Elfyn Evans has stolen second place of Safari Rally Kenya from Toyota stablemate Takamoto Katsuta while M-Sport suffered another fraught stage on Saturday morning.
Adrien Fourmaux, restarting after a technical problem on Friday, had a nightmare return to action as he dropped over five minutes and also managed to hold up his team-mate Craig Breen.
Fourmaux was setting some decent pace early on but “we hit a rock so we got a puncture”, dropping the first two minutes.
But soon after restarting Fourmaux’s pace dropped significantly again with what transpired to be broken rear-left suspension.
With three-minute gaps between cars, it wasn’t long before Breen’s Puma was latching onto the back of Fourmaux’s in a scene similar to Colin McRae hunting down Tommi Mäkinen in 2002.
But Fourmaux wasn’t wise to the approaching Fourmaux behind and cost his eighth-placed team-mate over 40s caught in his dust.
Breen was initially frustrated at the hindrance but was pragmatic when he reached the end of the stage, having cost Takamoto Katsuta several seconds himself on Friday.
“I did it yesterday to somebody else, it’s difficult to know how much time you’re losing,” said Breen. “Normally the FIA look after us so let’s see.”

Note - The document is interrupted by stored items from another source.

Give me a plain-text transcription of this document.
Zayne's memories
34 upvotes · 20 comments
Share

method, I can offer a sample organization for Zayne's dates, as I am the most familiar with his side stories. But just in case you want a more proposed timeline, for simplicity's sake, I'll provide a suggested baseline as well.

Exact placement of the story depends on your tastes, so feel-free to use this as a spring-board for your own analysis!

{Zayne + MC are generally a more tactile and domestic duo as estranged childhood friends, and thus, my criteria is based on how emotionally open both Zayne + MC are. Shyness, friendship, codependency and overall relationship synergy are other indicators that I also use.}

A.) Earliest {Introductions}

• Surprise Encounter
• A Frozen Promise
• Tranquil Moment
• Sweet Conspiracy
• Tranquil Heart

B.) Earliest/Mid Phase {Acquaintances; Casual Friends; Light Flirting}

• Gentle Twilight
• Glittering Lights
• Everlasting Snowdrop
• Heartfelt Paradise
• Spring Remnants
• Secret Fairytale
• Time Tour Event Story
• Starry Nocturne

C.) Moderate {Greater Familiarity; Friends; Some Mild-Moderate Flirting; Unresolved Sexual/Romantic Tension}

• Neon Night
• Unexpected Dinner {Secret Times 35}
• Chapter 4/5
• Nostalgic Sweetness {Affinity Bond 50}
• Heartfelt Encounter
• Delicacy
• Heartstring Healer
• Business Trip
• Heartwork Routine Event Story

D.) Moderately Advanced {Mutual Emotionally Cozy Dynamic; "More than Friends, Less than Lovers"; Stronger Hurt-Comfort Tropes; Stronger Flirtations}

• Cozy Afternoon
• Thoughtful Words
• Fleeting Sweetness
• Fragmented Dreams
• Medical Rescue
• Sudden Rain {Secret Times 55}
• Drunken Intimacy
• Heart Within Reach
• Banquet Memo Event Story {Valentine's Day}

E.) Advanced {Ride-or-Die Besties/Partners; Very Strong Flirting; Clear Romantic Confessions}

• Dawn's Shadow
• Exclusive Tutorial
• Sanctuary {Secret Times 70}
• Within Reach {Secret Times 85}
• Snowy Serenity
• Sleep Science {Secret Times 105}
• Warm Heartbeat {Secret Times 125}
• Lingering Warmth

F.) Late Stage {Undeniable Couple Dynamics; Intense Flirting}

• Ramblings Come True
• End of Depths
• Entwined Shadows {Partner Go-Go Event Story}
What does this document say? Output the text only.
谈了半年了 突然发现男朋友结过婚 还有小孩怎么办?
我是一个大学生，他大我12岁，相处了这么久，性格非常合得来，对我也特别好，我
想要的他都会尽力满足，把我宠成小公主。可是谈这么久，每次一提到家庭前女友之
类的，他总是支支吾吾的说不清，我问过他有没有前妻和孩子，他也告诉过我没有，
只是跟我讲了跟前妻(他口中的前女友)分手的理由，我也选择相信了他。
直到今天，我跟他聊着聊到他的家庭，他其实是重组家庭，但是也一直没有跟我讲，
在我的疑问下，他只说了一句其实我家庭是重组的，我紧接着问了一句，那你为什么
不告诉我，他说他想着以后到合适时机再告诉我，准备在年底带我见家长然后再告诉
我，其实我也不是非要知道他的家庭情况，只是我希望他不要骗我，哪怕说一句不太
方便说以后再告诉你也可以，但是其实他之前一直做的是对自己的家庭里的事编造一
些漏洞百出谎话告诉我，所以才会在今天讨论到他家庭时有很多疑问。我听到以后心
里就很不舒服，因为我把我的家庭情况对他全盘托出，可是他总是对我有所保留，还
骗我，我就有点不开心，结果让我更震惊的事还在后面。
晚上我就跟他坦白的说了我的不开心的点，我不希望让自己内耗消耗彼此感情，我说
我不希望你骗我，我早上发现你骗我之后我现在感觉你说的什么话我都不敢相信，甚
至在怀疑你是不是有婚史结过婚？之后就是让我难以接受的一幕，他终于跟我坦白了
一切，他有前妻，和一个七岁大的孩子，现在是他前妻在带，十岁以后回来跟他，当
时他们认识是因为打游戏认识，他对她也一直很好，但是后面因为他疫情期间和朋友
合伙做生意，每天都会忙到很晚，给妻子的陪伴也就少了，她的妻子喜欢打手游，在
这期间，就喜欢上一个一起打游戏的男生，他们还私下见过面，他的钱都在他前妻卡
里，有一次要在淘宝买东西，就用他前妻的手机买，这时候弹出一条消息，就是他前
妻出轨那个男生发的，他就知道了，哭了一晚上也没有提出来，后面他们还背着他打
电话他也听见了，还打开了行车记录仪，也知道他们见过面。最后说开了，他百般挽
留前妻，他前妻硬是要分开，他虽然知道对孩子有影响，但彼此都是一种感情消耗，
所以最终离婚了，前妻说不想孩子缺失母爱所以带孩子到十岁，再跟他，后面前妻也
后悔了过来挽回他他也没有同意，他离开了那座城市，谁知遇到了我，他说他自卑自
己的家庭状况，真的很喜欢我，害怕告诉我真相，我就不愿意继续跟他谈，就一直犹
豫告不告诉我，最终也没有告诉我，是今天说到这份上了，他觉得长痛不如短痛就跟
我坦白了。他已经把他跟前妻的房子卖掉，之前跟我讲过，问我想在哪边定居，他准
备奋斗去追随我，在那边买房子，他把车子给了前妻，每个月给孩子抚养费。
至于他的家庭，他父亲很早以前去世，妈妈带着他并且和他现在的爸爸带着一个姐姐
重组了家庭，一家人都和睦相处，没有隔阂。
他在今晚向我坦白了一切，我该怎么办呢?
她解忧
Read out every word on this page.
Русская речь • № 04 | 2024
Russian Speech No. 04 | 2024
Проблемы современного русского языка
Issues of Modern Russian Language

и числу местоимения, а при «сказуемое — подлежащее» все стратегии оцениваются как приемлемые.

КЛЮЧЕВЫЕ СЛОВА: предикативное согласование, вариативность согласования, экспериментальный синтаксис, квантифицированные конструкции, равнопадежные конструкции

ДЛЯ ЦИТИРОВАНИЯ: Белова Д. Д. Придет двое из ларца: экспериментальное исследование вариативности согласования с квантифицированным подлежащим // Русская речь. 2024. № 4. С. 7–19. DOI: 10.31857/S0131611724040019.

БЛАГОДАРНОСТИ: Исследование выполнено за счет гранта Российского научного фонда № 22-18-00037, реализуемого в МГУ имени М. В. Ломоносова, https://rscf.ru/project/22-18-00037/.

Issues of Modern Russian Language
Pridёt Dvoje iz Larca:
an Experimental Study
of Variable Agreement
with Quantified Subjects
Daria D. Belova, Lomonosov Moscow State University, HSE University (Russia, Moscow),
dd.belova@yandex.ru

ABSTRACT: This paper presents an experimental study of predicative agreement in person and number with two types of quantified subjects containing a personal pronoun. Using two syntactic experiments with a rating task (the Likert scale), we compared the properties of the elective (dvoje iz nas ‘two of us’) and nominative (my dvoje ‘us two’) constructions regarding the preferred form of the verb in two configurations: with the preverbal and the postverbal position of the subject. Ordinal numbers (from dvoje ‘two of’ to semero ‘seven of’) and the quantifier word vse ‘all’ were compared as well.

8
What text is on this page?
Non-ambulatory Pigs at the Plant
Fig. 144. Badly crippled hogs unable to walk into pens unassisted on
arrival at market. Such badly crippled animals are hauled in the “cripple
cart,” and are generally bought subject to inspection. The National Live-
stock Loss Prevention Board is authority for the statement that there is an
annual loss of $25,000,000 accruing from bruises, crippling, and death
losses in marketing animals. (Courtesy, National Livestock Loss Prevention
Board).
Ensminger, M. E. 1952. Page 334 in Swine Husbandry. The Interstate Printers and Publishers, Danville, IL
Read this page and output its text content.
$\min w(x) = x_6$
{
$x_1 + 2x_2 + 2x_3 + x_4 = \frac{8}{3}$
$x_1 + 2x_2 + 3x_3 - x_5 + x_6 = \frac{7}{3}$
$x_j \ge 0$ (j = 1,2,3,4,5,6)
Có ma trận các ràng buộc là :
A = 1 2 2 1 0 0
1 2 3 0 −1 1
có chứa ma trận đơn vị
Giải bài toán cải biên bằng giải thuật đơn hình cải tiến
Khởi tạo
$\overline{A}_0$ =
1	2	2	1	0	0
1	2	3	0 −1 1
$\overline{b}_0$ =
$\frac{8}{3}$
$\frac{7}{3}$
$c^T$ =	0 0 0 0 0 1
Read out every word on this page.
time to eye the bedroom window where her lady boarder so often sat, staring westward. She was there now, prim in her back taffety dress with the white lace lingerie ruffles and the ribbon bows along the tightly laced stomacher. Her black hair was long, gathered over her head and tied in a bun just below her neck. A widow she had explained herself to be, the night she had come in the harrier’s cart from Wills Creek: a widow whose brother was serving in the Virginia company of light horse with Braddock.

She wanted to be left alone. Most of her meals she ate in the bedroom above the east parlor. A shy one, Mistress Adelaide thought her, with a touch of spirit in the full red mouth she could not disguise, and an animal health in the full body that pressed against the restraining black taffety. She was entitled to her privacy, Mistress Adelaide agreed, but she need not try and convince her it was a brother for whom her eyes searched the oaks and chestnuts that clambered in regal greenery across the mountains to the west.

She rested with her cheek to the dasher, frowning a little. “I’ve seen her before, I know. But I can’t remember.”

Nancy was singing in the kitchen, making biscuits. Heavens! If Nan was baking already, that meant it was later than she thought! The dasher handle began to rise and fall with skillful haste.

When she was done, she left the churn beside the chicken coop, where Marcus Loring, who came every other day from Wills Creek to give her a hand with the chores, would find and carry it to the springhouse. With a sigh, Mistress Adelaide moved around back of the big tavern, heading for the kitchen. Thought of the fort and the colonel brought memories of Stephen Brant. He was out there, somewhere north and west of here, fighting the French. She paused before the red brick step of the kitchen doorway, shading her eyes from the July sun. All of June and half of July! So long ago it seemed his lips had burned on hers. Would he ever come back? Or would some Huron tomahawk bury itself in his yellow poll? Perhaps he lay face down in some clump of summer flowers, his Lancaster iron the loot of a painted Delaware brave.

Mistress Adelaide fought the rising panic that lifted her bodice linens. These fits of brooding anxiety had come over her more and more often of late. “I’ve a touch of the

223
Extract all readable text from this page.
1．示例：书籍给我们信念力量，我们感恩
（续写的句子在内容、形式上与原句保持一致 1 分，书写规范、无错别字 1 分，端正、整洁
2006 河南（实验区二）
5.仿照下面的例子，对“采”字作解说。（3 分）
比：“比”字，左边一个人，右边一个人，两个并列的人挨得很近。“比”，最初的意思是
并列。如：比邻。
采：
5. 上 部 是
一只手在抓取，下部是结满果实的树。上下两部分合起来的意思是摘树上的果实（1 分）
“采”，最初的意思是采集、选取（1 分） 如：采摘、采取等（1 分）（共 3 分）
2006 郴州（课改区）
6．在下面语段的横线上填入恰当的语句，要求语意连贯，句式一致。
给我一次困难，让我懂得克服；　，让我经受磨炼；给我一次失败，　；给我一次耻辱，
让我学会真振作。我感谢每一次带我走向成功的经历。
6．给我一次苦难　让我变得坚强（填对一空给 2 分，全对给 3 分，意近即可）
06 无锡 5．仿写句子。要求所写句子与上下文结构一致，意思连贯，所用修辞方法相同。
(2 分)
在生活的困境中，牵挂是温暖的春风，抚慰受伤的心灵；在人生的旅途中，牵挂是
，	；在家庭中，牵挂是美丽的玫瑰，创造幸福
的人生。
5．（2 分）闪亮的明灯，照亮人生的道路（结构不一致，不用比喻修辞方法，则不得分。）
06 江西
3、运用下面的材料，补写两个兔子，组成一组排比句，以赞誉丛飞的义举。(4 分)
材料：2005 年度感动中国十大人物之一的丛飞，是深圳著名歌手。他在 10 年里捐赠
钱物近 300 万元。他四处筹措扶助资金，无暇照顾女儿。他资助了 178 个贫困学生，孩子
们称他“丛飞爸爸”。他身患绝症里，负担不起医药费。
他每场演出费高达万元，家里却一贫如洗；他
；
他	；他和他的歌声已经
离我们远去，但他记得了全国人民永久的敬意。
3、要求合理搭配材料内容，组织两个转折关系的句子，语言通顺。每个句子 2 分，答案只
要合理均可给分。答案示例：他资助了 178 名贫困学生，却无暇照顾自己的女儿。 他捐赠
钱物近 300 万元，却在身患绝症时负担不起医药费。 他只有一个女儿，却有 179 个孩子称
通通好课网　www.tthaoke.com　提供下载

Gus Greensmith had been 12th overall and looking well placed to creep back into the top 10 and snare some drivers’ points, but he rolled his Puma Rally1 on Soysambu.
Approaching an acute right-hander, Greensmith got wedged in a rut and his car gently tipped sideways and rolled three-quarters of the way over, landing on co-driver Jonas Andersson’s side.
The Puma was righted onto all four wheels and after a delay, Greensmith continued and made it to the end of the stage, albeit after losing a hefty 23 minutes.
Out front, a stage win for Evans vaulted him past Katsuta, but despite losing 6.3s to Evans on the stage, Kalle Rovanperä’s rally lead actually increased to 16.1s.
Katsuta lost some 18.8s to Evans and now trails by 11s overall – 27.1s behind Rovanperä – and insisted “everything’s fine” despite admitting he was “confused” by some of his pacenotes.
Ott Tänak had trailed Evans by 2.9s after Friday but his deficit to the Toyota driver ballooned to 17.5s on SS8.
Team-mate Thierry Neuville has closed in too to 21.2s back, but he was still “struggling with the handling with the car” and also visibility.
“In a fast left-hander there was a tree and it touched the windscreen and it’s broken, so the visibility wasn’t good at the end of the stage,” Neuville said.
Sébastien Ogier is safe in sixth place but the third Hyundai of Oliver Solberg dropped another minute when he found a rock in the road and had no choice but to drive over it, suffering two punctures.
Sébastien Loeb also got through cleanly as he restarted following his small engine fire on Friday. The nine-time world champion enjoyed seeing fewer rocks on the road as the first car onto the stage and set the fifth best time.